Une multitudes d'images me viennent à l'esprit dans un joyeux mélange : le petit lopin de terre (deux mètres carrés pour la sépulture de ton amour) où s'entremêlent dans une douce folie fleurs et plantes et la petite grille devant la tombe… Qu'est-ce que j'ai ri des courriers avec le maire au sujet de cette petite grille et de ses 12 cm de trop… Et cet inventaire absurde pour la succession… la découverte du canon dans le jardin… J'en pleurais (de rire), oui, vraiment! Et la prof de philo d'Armance avec sa robe « qui n'existe pas» et son écharpe en peau de chat... Incroyable récit de cette rencontre où tu te dis que pour la philo, c'est mort… Et puis, j'ai tellement aimé tout ce que tu dis sur les mots, la langue… J'y suis sensible aussi. L'insupportable « ça va ? » : «Où va-t-on dans « ça va » ? Pas de volonté géographique d'aller quelque part. Une débandade, même. Un fiasco sur toute la ligne. Rien ne va dans « ça va »... » Je te cite encore « ...je ne pose jamais cette question, parce que je sais trop combien chacun porte sa part de malheur, sa barre de fer dans le coeur, et parce que je sais que personne n'en a rien à cirer. » Et ta lettre à la greffière du juge des tutelles sur sa « ponctuation défaillante » et sa « syntaxe douteuse » : comme tu as eu raison de pointer leurs limites à eux, les pinailleurs, les chicaneurs, les ergoteurs, ceux qui croient être du côté du vrai, du droit, du juste… J'ai beaucoup aimé aussi (la liste est longue, je sais) ce que tu imagines derrière un « -oui ?» qui t'est adressé de derrière un bureau, la vie de celui ou celle qui balance médiocrement cette non-réponse, ce non-sens, à l'autre (toi en l'occurrence!) qui attend depuis longtemps, qui n'en peut déjà plus avant d'arriver et à qui on ne dit même pas bonjour…

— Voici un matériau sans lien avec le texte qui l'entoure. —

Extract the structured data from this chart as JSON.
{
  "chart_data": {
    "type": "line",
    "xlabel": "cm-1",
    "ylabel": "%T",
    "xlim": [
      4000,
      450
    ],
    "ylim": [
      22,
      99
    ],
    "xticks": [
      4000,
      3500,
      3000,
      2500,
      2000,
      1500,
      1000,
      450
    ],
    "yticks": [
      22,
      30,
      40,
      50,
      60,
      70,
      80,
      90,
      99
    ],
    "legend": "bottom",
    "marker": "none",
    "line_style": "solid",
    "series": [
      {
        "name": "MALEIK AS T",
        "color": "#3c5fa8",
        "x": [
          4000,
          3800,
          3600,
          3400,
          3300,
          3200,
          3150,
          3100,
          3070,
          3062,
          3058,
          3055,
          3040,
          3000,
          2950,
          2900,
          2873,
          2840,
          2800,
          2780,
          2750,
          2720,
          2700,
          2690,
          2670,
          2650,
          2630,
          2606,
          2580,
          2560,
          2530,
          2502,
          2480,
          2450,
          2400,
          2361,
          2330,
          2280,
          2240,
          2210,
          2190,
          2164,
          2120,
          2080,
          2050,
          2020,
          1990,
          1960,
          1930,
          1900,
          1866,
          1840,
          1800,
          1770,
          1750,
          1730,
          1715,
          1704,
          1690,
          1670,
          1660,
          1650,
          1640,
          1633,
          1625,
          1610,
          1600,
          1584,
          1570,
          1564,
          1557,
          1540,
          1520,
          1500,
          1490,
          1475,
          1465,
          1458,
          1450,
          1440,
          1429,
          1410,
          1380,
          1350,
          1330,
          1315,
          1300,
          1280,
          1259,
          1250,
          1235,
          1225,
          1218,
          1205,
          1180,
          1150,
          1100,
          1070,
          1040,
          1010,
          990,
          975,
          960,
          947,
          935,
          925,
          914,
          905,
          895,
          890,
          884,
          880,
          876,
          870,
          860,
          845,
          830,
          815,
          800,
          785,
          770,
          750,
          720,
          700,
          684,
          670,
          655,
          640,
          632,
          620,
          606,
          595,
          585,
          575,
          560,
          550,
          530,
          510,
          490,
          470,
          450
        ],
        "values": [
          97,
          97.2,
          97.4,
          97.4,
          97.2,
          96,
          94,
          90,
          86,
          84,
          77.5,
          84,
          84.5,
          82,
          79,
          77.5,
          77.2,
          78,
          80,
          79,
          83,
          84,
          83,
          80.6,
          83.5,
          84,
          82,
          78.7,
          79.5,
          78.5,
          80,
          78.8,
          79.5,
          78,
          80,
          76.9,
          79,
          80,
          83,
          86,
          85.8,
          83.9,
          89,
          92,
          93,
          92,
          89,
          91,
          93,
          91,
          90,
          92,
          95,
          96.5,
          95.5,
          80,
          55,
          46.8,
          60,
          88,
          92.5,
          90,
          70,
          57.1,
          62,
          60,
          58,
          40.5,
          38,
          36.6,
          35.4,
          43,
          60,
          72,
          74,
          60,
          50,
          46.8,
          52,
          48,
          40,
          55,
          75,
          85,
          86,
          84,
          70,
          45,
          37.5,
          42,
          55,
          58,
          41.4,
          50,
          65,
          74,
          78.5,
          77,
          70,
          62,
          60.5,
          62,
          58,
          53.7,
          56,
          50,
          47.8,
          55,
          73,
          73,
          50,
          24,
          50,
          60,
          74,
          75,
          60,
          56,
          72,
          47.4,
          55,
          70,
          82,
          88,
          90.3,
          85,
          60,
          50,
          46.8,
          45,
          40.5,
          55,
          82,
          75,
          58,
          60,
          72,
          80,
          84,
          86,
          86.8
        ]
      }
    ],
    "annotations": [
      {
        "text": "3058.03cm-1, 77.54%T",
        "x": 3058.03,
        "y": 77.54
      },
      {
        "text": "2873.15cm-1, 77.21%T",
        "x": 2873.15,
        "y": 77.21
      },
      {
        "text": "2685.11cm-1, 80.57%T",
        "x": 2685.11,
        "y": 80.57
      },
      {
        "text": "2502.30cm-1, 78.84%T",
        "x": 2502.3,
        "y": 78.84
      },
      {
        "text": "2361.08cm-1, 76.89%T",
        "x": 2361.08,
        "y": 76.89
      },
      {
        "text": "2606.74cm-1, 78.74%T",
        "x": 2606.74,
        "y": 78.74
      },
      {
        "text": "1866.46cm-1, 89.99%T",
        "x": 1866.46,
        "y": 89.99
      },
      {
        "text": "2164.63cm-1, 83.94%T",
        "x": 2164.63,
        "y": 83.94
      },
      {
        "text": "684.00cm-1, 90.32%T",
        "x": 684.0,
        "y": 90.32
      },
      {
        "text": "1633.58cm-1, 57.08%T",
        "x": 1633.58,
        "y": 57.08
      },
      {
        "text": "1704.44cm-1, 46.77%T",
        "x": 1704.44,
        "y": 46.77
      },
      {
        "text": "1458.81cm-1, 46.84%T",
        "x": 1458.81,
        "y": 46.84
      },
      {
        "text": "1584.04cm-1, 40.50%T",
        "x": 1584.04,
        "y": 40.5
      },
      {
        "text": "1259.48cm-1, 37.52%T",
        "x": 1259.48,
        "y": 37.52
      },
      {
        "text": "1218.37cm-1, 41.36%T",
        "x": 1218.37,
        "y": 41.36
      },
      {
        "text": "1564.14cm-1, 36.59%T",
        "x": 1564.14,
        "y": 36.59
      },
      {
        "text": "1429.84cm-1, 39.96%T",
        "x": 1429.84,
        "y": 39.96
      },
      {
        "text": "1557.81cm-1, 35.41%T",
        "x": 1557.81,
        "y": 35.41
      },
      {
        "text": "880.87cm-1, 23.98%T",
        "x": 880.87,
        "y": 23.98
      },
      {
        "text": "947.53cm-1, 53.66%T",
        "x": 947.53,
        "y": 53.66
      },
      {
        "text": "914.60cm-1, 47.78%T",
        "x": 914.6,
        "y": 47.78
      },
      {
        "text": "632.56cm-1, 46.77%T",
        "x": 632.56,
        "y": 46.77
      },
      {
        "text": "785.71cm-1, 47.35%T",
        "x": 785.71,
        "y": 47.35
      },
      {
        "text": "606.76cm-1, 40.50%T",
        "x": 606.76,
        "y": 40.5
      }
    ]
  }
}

Et puis, tes enfants... J'y ai retrouvé les miens, évidemment… Je tente, moi aussi, d'être une mère « possible », ce n'est pas facile et je trébuche souvent… Eux aussi me disent aussi parfois de me taire, gentiment bien sûr... On a trop de choses à raconter, nous. Et puis, on n'est pas des taiseuses, on aime trop l'existence pour ne rien avoir à en dire, pour cacher nos émotions ou nos larmes, pour taire nos envies et nos désirs.
De tout coeur, merci pour toutes ces belles émotions et ce regard sur la vie...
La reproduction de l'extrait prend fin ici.